By @packetlost - 5 months
There are two types of applications: one where you know your data model from the beginning and one where you don't. Static types work exceptionally well when you're modeling something you understand pretty well; especially to the point where it is not expected to change significantly. On the other hand, a lot of programs find their data model while being made. This is fine too, what is expected from a program can change, sometimes a lot. I've built both types of applications in both types static and dynamically typed languages.

What your team knows matters more than either of these.

By @spratzt - 5 months
For those interested in escaping the Hacker Prison where ‘Weeks of coding can save hours of thinking’ I strongly recommend William Kent’s book “Data and Reality’.
By @mcny - 5 months
Speaking of data structures, I am curious what you guys think of the Entity Attribute Value model.
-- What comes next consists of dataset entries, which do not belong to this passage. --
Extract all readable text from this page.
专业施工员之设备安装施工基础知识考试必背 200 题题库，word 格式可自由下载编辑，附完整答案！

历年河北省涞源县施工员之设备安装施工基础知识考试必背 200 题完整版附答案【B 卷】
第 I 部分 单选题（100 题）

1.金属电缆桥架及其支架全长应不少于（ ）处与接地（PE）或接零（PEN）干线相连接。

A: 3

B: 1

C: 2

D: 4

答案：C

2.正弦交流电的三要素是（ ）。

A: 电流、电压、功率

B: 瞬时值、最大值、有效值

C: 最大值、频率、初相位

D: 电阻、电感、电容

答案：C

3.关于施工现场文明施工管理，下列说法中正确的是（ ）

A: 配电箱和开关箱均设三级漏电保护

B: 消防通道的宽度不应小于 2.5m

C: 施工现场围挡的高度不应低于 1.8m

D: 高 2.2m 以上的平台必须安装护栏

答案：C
I worked on an e-commerce "platform" that used EAV and I always struggled to write queries to find anything I needed.

https://en.wikipedia.org/wiki/Entity%E2%80%93attribute%E2%80...
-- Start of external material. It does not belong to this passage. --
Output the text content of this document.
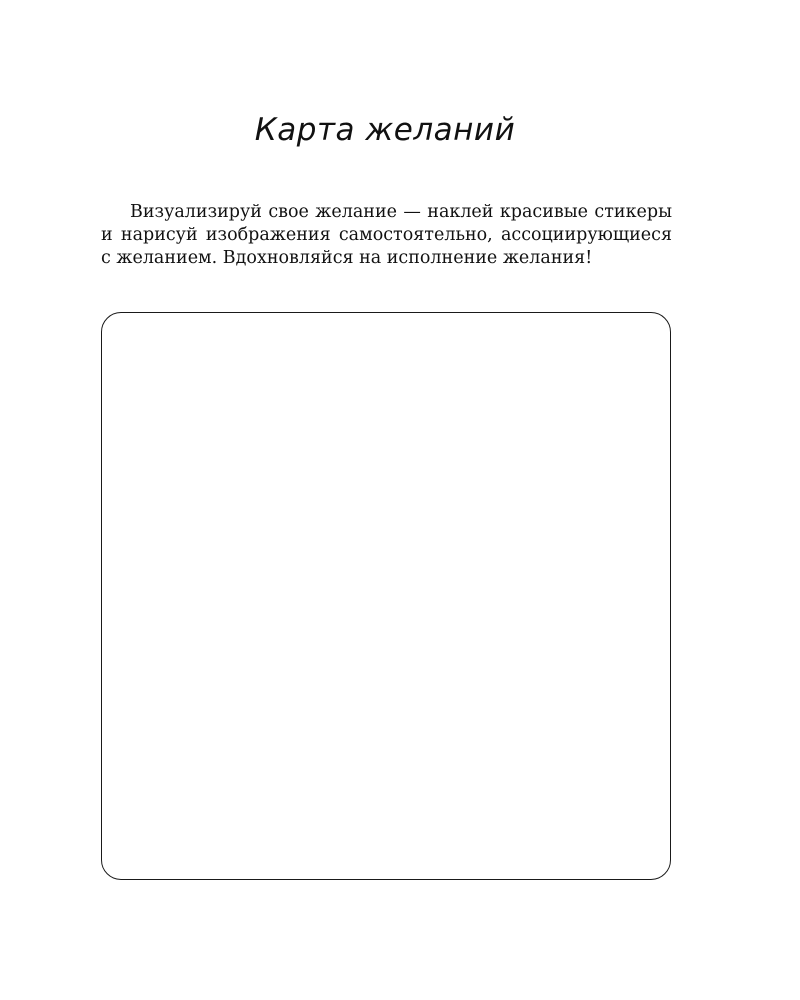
Карта желаний

Визуализируй свое желание — наклей красивые стикеры и нарисуй изображения самостоятельно, ассоциирующиеся с желанием. Вдохновляйся на исполнение желания!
By @giovannibonetti - 5 months
That's why modern languages that encourage type-driven development like Rust and Gleam are a godsend. Just look at the things of things you can encode in the type system. It can prevent issues like mixing up numbers in different units:

https://blog.hayleigh.dev/phantom-types-in-gleam

By @quantum_state - 5 months
Would like to be clarified to: information + relationship among it components, including how they get transformed by computation.
By @slowhadoken - 5 months
RDBMS bored me to tears when I first studied it but it’s an invaluable way to view at data and structures.
By @makeramen - 5 months
So basically [engineering] design is more important than implementation details.

I would say the "engineering" part of the design is also optional, as product design is also another lever of higher influence than code optimization.

By @OutOfHere - 5 months
I'd argue that when your entire approach is experimental, there is no need to fret over structures. If you are convinced that your approach can work, that's the time to design well.
By @antipaul - 5 months
Can a "class", eg in Python or Java, be considered an example of the "data structure" Linus and others are talking about here?

Or are they only talking about tables in databases and such?

By @Avshalom - 5 months
"you should actively seek ways to shift complexity from code to data."

but also somehow we're supposed to write everything to read write flat text...

Thanks UNIX!

By @divbzero - 5 months
Linus Torvalds’ git is the perfect case in point: wonderful data structure wrapped with adequate tooling.
By @ramesh31 - 5 months
The best code is no code. Which is why the best programming language (Lisp) expresses code as data.
By @skywhopper - 5 months
This is how I think about most of my coding, so it must be true.
By @jdeaton - 5 months
I dont understand what it means to “move complexity into data”
By @kipple - 5 months
> The actionable tip here is to start with the data. Try to reduce code complexity through stricter types on your interfaces or databases. Spend extra time thinking through the data structures ahead of time.

This is why I love TS over JS. At first it feels like more work up front, more hurdles to jump through. But over time it changed how I approached code: define the data (& their types) first, then write the logic. Type Driven Development!

Coming into TS from JS, it might feel like an unnecessary burden. But years into the codebase, it's so nice to have clear structures being passed around, instead of mystery objects mutated with random props through long processing chains.

Once the mindset changes, to seeing data definition as a new first step, the pains of getting-started friction are replaced by the joys of easy future additions and refactors.